District Attorney General Bill Gibbons, the subject of this week's Flyer cover story, professed, when asked, to be dubious about the Tennessee legislature's recent passage of a law allowing gun-permit holders to take their weapons into bars
and restaurants. "I'm aware of too many cases involving mixing guns and alcohol," gubernatorial candidate Gibbons said. So he would veto the measure if he were already serving as governor, right?
Wrong. It would be pointless to do so, Gibbons answered, since the pistol-packers' majority for the measure was top-heavy in both legislative chambers — meaning that a gubernatorial veto would be quickly overturned. Gibbons further opined that virtually all of the state's bars and restaurants would avail themselves of a loophole allowing them to post signs banning the bringing of weapons.
So, for all the alarms it provoked across the state, for all the embarrassment it brought to Tennessee in the nation at large, the gun measure was really meaningless? The district attorney allowed as how he thought it was.
The same question occurs to us with regard to another controversial legislative act, the overwhelming passage this week of Senate Joint Resolution 127, which began the lengthy process of a constitutional amendment that would prohibit any legislative act or judicial finding by a state court that would advance abortion rights beyond those guaranteed by the federal judiciary. In effect, the proposed amendment would strike down a 2000 ruling by the state Supreme Court which provided even stouter protection for abortion rights and admitted even fewer restrictions to them than did the U.S. Supreme Court.
Proponents of the bill, which passed the House this week by a 77-21 margin and had previously cleared the Senate by an equally lopsided margin, said the measure was needed to restore the state's "neutrality" with respect to abortion, though some zealous pro-life proponents saw in it the wherewithal to erect real obstacles to women seeking legal abortions. And some legislators even smelled an opportunity to impose legislative superiority vis-à-vis the courts, be they state or federal. Said Brian Kelsey, the brash Republican from Germantown, on the night the House passed SJR127: "It's not the court's job to put rights into the Constitution. It's the people's job to put rights into the Constitution, and that's what we're doing this evening."

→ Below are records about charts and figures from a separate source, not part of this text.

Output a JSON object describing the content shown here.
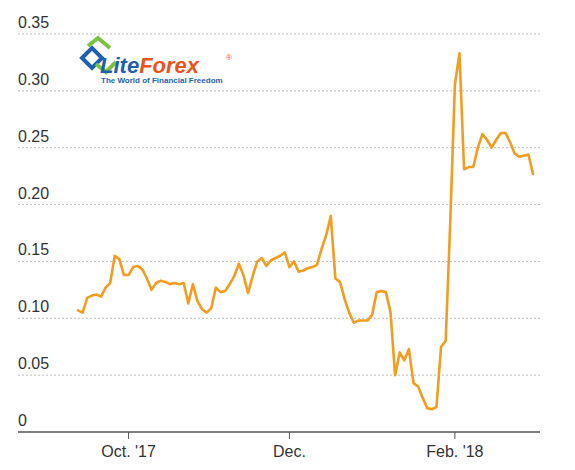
{
  "chart_data": {
    "type": "line",
    "categories": [
      null,
      null,
      null,
      null,
      null,
      null,
      null,
      null,
      null,
      null,
      null,
      "Oct. '17",
      null,
      null,
      null,
      null,
      null,
      null,
      null,
      null,
      null,
      null,
      null,
      null,
      null,
      null,
      null,
      null,
      null,
      null,
      null,
      null,
      null,
      null,
      null,
      null,
      null,
      null,
      null,
      null,
      null,
      null,
      null,
      null,
      null,
      null,
      "Dec.",
      null,
      null,
      null,
      null,
      null,
      null,
      null,
      null,
      null,
      null,
      null,
      null,
      null,
      null,
      null,
      null,
      null,
      null,
      null,
      null,
      null,
      null,
      null,
      null,
      null,
      null,
      null,
      null,
      null,
      null,
      null,
      null,
      null,
      null,
      null,
      "Feb. '18",
      null,
      null,
      null,
      null,
      null,
      null,
      null,
      null,
      null,
      null,
      null,
      null,
      null,
      null,
      null,
      null,
      null
    ],
    "values": [
      0.107,
      0.105,
      0.118,
      0.12,
      0.121,
      0.119,
      0.127,
      0.131,
      0.155,
      0.152,
      0.138,
      0.138,
      0.145,
      0.146,
      0.143,
      0.135,
      0.125,
      0.131,
      0.133,
      0.132,
      0.13,
      0.131,
      0.13,
      0.131,
      0.113,
      0.13,
      0.115,
      0.108,
      0.105,
      0.109,
      0.127,
      0.123,
      0.124,
      0.13,
      0.137,
      0.148,
      0.138,
      0.122,
      0.137,
      0.15,
      0.153,
      0.146,
      0.151,
      0.153,
      0.155,
      0.158,
      0.145,
      0.15,
      0.141,
      0.142,
      0.144,
      0.145,
      0.147,
      0.161,
      0.173,
      0.19,
      0.135,
      0.132,
      0.117,
      0.105,
      0.096,
      0.098,
      0.098,
      0.098,
      0.103,
      0.123,
      0.124,
      0.123,
      0.105,
      0.05,
      0.07,
      0.063,
      0.073,
      0.043,
      0.04,
      0.03,
      0.021,
      0.02,
      0.022,
      0.075,
      0.08,
      0.185,
      0.305,
      0.333,
      0.231,
      0.233,
      0.233,
      0.25,
      0.262,
      0.257,
      0.25,
      0.257,
      0.263,
      0.263,
      0.255,
      0.245,
      0.242,
      0.243,
      0.244,
      0.227
    ],
    "color": "#f39c1f",
    "ylim": [
      0,
      0.35
    ],
    "yticks": [
      0,
      0.05,
      {
        "value": 0.1,
        "label": "0.10"
      },
      0.15,
      {
        "value": 0.2,
        "label": "0.20"
      },
      0.25,
      {
        "value": 0.3,
        "label": "0.30"
      },
      0.35
    ],
    "grid": true
  },
  "logo": {
    "brand_first": "Lite",
    "brand_second": "Forex",
    "registered": "®",
    "tagline": "The World of Financial Freedom"
  }
}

Well, not really. To be sure, a constitutional amendment, if ultimately successful, would tie the hands of the state judiciary. But until and unless the U.S. Supreme Court itself sees fit to abrogate Roe v. Wade — and that is beyond unlikely, given the stated will and intent of President Obama, whose duty it is to nominate future members of the court — nothing fundamental will change. A Tennessee woman's right to an abortion will be protected by the same federal constitutional safeguards as a woman's in New York, California, or Anywhere, USA.
So is all the shrieking of hallelujahs by abortion foes and all the gnashing of teeth by supporters of abortion rights equally beside the point? It would appear so.
We have come to a sorry pass in self-government when the legitimate response to acts by our elected representatives is that what they do doesn't matter anyhow. But that would seem to be the consolation we're reduced to.